Condo conversions soared nationally in 2004. A survey of transactions by Marcus & Millichap Research Services tracked 249 significant condo conversions last year in major condo markets, up from 80 in 2003, including $325 million worth of transactions in Greater Boston. Research by Real Capital Analytics Inc. estimates that condo conversions nationwide hit $13.3 billion in 2004, up from $3 billion in 2003.

Real estate agents had no trouble marketing the 126-unit Excelsior condominium complex in Quincy, which opened in March. About 70 percent of the units were under agreement before the opening. Units sold for prices from $209,000 to $249,000, said Barbara Nickerson of Coldwell Banker in Milton.

The Excelsior is the only condominium portion of the massive Highpoint project on Quarry Street, which includes 394 apartments and has local approval to eventually build up to 1,040 total units.

Some developers, however, are resisting the lure of a quick score in favor of the steady income stream that rentals deliver. Intercontinental Real Estate Corp. of Boston is building 200 apartments as part of its Presidents’ Place development in Quincy.

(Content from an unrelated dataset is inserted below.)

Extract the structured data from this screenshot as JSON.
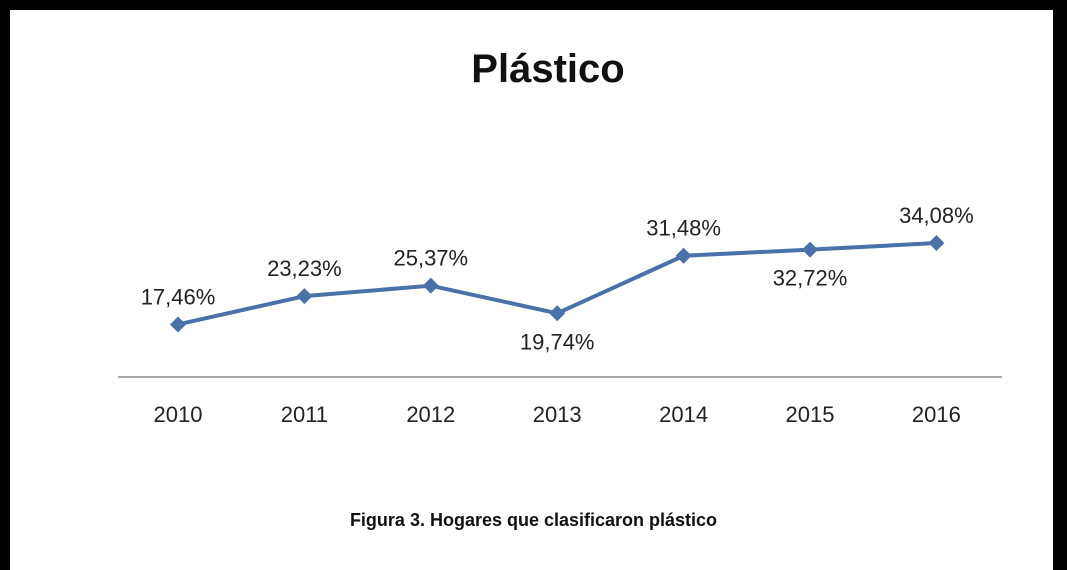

The 230,000-square-foot project also includes office and retail space.

Nicholas Iselin, Intercontinental’s director of development and construction for Intercontinental, said the company plans to market all 200 units as rentals even though, according to one recent study, average rents in greater Boston fell 10 percent in 2004.

”When we were first looking at the project, the apartment market was a little stronger than it is now,” Iselin said. ”It’s hard to ignore the rumblings of the condo market, but we haven’t made a commitment to go away from the apartment scenario.”

After dropping slightly in 2001, Massachusetts condo sales have been on a roll ever since. Sales volume rose 13 percent in 2002, 16 percent in 2003 and, finally, 27 percent in 2004 – a year when a record 19,710 units were sold.

There have been some recent signs that the Massachusetts condo market is losing momentum.

The state’s median condo price rose 4.7 percent in May, the smallest year-over-year increase in more than two years. Demand stayed strong, however, with sales volume up 17 percent.

New York-based Fitch Ratings warned in a recent report that the condo conversion market is getting increasingly risky for investors.

”Fitch is concerned that many markets are becoming overheated,” analysts Dina Treanor and Zanda Lynn wrote in a June 15 report. ”Fitch believes that investors or speculative buyers are responsible for a large percentage of condo sales in certain markets, creating an overinflated sense of demand.”

The report also cited the growing chasm between the prices per-unit being paid by condo developers compared with the prices of similar rental units.

”This price disconnect raises the concern that if the units cannot be sold, the overleveraged properties may default,” it stated.

A look at major condo conversions in 10 metro areas by Marcus & Millichap found that Boston has the sixth-highest gap between condo and apartment prices in 2004. The study compared condo and apartment complexes that sold for $5 million or more.

Condo investors paid $210,625 per unit for condos in Boston, an 81 percent premium over what investors paid per-unit for apartment properties.

Rising interest rates will dampen demand for condos, the report stated, but not until mortgage rates rise above 7.5 percent – something that’s not expected to happen at least for the rest of this year.

”We expect the conversion market to remain active through 2005,” Fitch predicted.

Abrams said he’s not worried about finding buyers for the Quincy property in the $300,000 to $500,000 price-range, despite widespread speculation about a nationwide housing bubble.

”We think in the immediate future, the market is very strong, and we’re seeing no erosion,” Abrams said. ”If it’s good product in a reasonable price range, it always will be in style.”

Iselin, the apartment developer, said the condo party can’t last forever.

”These things are all cyclical,” he said. ”It could be one year (before the condo market peaks), it could be five years.”